Carter left office profoundly unpopular but worked energetically for decades on humanitarian causes. He was awarded the Nobel Peace Prize in 2002 in recognition of his “untiring effort to find peaceful solutions to international conflicts, to advance democracy and human rights, and to promote economic and social development”.

Carter had been a centrist as governor of Georgia with populist tendencies when he moved into the White House as the 39th U.S. president. He was a Washington outsider at a time when America was still reeling from the Watergate scandal that led Republican Richard Nixon to resign as president in 1974 and elevated Ford from vice president.

“I’m Jimmy Carter and I’m running for president. I will never lie to you”, Carter promised with an ear-to-ear smile.

Asked to assess his presidency, Carter said in a 1991 documentary: “The biggest failure we had was a political failure. I never was able to convince the American people that I was a forceful and strong leader”.

Despite his difficulties in office, Carter had few rivals for accomplishments as a former president. He gained global acclaim as a tireless human rights advocate, a voice for the disenfranchised and a leader in the fight against hunger and poverty, winning the respect that eluded him in the White House.

Carter won the Nobel Peace Prize in 2002 for his efforts to promote human rights and resolve conflicts around the world, from Ethiopia and Eritrea to Bosnia and Haiti. His Carter Center in Atlanta sent international election-monitoring delegations to polls around the world.

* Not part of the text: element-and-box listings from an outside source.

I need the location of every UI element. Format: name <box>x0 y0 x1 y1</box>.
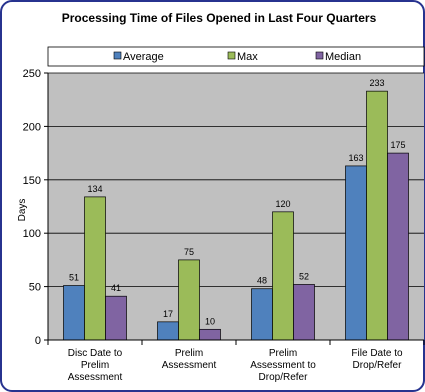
y-tick-label: 50 <box>29 282 41 294</box>
legend-swatch <box>315 51 324 60</box>
data-label: 75 <box>184 247 194 257</box>
bar-median <box>105 295 127 341</box>
data-label: 52 <box>299 271 309 281</box>
chart-title: Processing Time of Files Opened in Last … <box>62 11 377 25</box>
bars: 51 134 41 17 75 10 48 120 52 163 233 175 <box>63 78 409 341</box>
y-tick-label: 0 <box>35 335 41 347</box>
x-tick-label: Assessment <box>162 360 217 371</box>
legend-swatch <box>113 51 122 60</box>
x-tick-label: Drop/Refer <box>259 372 309 383</box>
bar-average <box>251 288 273 341</box>
bar-median <box>199 328 221 341</box>
chart-legend: Average Max Median <box>47 46 425 67</box>
legend-box <box>47 46 425 67</box>
data-label: 41 <box>111 283 121 293</box>
data-label: 48 <box>257 276 267 286</box>
bar-max <box>272 211 294 341</box>
x-tick-label: Prelim <box>175 348 203 359</box>
y-axis: 0 50 100 150 200 250 <box>23 68 49 347</box>
data-label: 175 <box>390 140 405 150</box>
legend-label: Average <box>123 51 164 63</box>
x-tick-label: File Date to <box>351 348 403 359</box>
bar-max <box>84 196 106 341</box>
y-axis-label: Days <box>17 199 28 222</box>
data-label: 10 <box>205 316 215 326</box>
bar-median <box>293 284 315 341</box>
legend-label: Max <box>237 51 258 63</box>
data-label: 51 <box>69 273 79 283</box>
y-tick-label: 250 <box>23 68 41 80</box>
bar-median <box>387 152 409 341</box>
bar-max <box>178 259 200 341</box>
bar-average <box>63 285 85 341</box>
x-axis: Disc Date toPrelimAssessmentPrelimAssess… <box>47 339 425 383</box>
data-label: 134 <box>87 184 102 194</box>
legend-label: Median <box>325 51 361 63</box>
y-tick-label: 100 <box>23 228 41 240</box>
x-tick-label: Assessment <box>68 372 123 383</box>
bar-average <box>345 165 367 341</box>
data-label: 163 <box>348 153 363 163</box>
bar-average <box>157 321 179 341</box>
x-tick-label: Prelim <box>269 348 297 359</box>
data-label: 17 <box>163 309 173 319</box>
legend-swatch <box>227 51 236 60</box>
data-label: 233 <box>369 78 384 88</box>
y-tick-label: 150 <box>23 175 41 187</box>
x-tick-label: Assessment to <box>250 360 316 371</box>
x-tick-label: Prelim <box>81 360 109 371</box>
y-tick-label: 200 <box>23 121 41 133</box>
x-tick-label: Drop/Refer <box>353 360 403 371</box>
bar-max <box>366 90 388 341</box>
data-label: 120 <box>275 199 290 209</box>
x-tick-label: Disc Date to <box>68 348 123 359</box>
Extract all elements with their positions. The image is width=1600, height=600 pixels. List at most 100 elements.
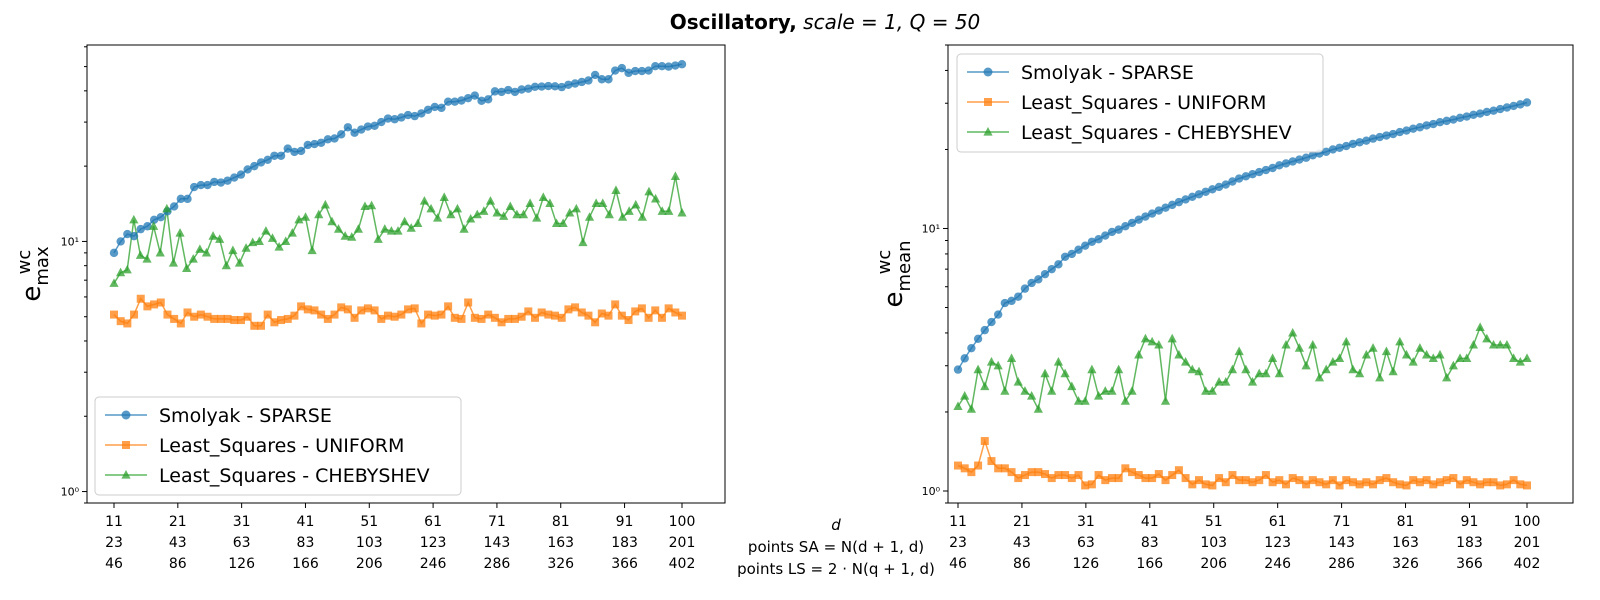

A Southern Baptist Sunday school teacher since his teens, Carter brought a strong sense of morality to the presidency, speaking openly about his religious faith. He also sought to take some pomp out of an increasingly imperial presidency – walking, rather than riding in a limousine, in his 1977 inauguration parade.

The Middle East was the focus of Carter’s foreign policy. The 1979 Egypt-Israel peace treaty, based on the 1978 Camp David accords, ended a state of war between the two neighbors.

Carter brought Egyptian President Anwar Sadat and Israeli Prime Minister Menachem Begin to the Camp David presidential retreat in Maryland for talks. Later, as the accords seemed to be unraveling, Carter saved the day by flying to Cairo and Jerusalem for personal shuttle diplomacy.

The treaty provided for Israeli withdrawal from Egypt’s Sinai Peninsula and establishment of diplomatic relations. Begin and Sadat each won a Nobel Peace Prize in 1978.

By the 1980 election, the overriding issues were double-digit inflation, interest rates that exceeded 20% and soaring gas prices, as well as the Iran hostage crisis that brought humiliation to America. These issues marred Carter’s presidency and undermined his chances of winning a second term.